Expelled US diplomats leave embassy in Moscow
Dozens of US diplomats expelled from Russia in the wake of a dispute over the poisoning of a former double agent on British soil have left Washington’s Embassy in Moscow.
The Russian TASS news agency reported that a group of 60 US diplomats along with their families had left the embassy compound on three buses and a minibus at 6:30 am local time (0330 GMT) on Thursday and headed toward the Moscow airport.
The Kremlin had set an April 5 deadline for the US envoys to leave the country, declaring the staffers personae non gratae for activities incompatible with their diplomatic status.
There has been a series of tit-for-tat diplomatic expulsions since Britain accused Russia last month of poisoning former Russian double agent Sergei Skripal and his daughter, Yulia, without offering any proof.
Russia has denied any involvement in the incident, which occurred on March 4 in the British city of Salisbury. The Skripals are being treated in a UK hospital.
The UK claims the nerve agent allegedly used in the poisoning was Novichok, which was developed in the former Soviet Union, basing its accusations against Moscow on that assertion.
Moscow says the substance could have originated in the countries studying Novichok, including the UK itself, Slovakia, the Czech Republic, and Sweden.
A British military laboratory says its scientists cannot prove the nerve agent used to poison a former Russian spy and his daughter was made in Russia.
Following the poisoning incident, Britain expelled 23 Russian diplomats and their families, prompting Russia to send back as many British diplomatic personnel.
In an act of apparent solidarity with the UK, Washington announced its decision on March 26 to expel 60 Russian diplomats and close Russia’s Consulate General in Seattle.
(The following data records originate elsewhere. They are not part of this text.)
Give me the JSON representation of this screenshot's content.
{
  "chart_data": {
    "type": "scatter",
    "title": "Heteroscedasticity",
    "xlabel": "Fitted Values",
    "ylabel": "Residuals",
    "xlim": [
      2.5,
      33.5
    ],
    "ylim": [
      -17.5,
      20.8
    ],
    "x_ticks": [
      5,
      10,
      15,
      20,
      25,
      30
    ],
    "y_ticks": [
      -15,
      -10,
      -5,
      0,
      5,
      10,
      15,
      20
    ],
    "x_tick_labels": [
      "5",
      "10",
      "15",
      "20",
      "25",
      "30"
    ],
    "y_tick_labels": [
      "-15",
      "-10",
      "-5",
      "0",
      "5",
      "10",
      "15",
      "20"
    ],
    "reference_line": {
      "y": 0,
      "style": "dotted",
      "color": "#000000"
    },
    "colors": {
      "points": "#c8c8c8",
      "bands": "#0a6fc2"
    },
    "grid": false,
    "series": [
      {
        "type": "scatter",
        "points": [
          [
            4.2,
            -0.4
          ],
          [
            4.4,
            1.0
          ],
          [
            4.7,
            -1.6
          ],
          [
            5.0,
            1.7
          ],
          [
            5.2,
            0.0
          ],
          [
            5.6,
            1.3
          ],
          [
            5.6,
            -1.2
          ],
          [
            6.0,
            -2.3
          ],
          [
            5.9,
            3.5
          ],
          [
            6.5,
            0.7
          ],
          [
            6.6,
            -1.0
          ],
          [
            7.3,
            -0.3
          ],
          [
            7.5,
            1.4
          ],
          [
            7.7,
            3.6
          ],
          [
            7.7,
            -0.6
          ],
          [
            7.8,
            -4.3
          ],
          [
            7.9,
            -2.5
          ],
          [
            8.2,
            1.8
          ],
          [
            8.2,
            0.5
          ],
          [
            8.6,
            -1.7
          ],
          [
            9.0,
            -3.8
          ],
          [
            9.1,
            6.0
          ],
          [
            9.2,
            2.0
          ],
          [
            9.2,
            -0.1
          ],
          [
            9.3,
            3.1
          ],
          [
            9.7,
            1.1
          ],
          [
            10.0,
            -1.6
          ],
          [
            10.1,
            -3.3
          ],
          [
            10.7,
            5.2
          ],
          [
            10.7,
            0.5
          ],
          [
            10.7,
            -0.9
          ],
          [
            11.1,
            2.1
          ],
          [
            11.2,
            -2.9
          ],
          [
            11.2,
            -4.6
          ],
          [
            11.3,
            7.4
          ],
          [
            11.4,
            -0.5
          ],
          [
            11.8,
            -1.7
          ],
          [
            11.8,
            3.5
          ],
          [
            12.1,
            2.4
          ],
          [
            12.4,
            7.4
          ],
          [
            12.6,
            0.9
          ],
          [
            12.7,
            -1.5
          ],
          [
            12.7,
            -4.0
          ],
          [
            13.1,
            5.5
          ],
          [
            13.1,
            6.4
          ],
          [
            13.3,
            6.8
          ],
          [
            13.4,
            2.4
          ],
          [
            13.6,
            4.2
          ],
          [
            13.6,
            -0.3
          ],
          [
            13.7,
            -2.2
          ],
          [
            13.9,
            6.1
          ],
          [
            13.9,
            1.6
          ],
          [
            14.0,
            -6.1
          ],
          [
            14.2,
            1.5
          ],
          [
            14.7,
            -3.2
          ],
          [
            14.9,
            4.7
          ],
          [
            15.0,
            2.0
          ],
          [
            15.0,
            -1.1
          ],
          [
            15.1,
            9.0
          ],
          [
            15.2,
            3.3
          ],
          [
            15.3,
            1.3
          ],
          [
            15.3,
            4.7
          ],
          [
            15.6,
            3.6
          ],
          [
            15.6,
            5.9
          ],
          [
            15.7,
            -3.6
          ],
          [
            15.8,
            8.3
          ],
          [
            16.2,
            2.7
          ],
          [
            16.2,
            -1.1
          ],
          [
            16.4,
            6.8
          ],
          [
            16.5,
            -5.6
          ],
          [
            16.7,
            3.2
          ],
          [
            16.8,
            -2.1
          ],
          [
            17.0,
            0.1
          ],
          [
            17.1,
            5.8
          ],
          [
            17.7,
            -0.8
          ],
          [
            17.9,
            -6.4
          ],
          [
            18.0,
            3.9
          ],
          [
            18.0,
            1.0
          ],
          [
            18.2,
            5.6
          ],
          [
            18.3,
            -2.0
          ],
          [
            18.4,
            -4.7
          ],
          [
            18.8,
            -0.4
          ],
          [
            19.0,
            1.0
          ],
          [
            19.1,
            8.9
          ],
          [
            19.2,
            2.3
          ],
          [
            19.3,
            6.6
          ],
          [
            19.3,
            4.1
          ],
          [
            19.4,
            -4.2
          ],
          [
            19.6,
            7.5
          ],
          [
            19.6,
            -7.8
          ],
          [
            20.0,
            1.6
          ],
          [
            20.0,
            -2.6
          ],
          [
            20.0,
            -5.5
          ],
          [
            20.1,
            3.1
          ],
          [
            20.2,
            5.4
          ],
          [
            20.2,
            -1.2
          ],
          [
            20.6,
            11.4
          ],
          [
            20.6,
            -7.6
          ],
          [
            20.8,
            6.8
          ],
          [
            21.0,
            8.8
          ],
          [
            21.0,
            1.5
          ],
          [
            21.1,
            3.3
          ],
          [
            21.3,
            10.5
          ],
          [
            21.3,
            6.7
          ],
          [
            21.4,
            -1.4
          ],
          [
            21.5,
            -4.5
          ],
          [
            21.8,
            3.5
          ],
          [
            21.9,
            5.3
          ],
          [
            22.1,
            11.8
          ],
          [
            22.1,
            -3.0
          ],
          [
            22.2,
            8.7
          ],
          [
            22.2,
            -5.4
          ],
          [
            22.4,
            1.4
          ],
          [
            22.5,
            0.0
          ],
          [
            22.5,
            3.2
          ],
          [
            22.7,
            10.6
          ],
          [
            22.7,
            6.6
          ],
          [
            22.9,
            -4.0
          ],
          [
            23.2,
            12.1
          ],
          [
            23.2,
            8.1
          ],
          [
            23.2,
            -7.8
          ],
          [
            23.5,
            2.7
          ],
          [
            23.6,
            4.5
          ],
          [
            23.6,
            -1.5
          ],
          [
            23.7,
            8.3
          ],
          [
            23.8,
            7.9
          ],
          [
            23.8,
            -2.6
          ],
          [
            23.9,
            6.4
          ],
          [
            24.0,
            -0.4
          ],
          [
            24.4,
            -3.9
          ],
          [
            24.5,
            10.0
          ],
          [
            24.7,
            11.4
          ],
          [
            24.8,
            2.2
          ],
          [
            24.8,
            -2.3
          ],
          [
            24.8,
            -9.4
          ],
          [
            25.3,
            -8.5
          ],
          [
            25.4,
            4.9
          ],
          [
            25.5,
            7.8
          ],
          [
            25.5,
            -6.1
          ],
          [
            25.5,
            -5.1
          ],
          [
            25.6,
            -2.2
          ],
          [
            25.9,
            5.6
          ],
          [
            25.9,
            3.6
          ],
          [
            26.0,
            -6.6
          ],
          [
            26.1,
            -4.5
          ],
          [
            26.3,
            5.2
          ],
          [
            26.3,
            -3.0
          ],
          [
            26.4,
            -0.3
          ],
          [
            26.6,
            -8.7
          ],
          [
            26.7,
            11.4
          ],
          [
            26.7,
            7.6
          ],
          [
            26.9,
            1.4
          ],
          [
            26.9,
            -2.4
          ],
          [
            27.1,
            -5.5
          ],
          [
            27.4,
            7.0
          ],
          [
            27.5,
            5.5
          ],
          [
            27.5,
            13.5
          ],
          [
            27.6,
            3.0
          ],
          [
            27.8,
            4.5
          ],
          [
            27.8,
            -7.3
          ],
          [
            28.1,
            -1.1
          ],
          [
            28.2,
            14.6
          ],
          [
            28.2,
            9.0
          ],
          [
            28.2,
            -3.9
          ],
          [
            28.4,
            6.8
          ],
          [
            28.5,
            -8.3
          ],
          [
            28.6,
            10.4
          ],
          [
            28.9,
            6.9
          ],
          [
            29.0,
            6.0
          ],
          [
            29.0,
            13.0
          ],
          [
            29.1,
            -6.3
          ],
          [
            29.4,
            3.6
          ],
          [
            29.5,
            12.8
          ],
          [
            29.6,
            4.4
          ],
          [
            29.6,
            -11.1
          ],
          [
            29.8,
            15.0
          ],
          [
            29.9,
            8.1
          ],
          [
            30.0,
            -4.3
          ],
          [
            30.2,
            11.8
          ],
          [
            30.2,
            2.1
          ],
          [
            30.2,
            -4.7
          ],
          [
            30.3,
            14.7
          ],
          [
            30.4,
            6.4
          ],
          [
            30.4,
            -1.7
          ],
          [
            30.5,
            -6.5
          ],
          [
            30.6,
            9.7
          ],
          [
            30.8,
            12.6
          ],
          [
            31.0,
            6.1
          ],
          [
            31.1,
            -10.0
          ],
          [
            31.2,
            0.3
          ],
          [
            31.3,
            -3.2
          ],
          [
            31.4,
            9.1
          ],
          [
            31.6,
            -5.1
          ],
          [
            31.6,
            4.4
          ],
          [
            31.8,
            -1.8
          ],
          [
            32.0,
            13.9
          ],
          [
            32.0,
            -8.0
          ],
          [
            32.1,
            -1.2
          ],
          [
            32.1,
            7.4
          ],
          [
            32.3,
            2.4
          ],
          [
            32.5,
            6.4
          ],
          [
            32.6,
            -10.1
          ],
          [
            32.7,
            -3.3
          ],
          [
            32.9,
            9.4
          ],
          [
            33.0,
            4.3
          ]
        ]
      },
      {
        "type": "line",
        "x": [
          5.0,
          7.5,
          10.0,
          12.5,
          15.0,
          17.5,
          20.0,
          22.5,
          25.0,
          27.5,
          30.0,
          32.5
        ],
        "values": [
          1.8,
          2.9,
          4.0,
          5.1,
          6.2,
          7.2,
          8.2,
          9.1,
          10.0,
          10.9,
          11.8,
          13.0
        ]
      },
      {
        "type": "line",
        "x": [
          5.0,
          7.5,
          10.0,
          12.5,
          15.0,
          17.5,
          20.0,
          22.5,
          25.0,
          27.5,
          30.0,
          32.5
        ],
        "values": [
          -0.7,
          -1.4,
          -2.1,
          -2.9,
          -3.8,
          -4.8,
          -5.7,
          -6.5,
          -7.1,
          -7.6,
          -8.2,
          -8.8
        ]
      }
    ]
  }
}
A total of 150 Russian diplomats have been expelled from various Western countries, most of them from Britain and the US. Other countries include France, Germany, Canada and Poland, Australia, Ukraine, the Netherlands, Sweden, the Czech Republic, Finland, Lithuania, and Norway.
Russia has responded in kind.
On Wednesday, Russia called on the United Nations Security Council to hold a meeting to discuss Britain’s accusation that Russia was involved in the Salisbury incident.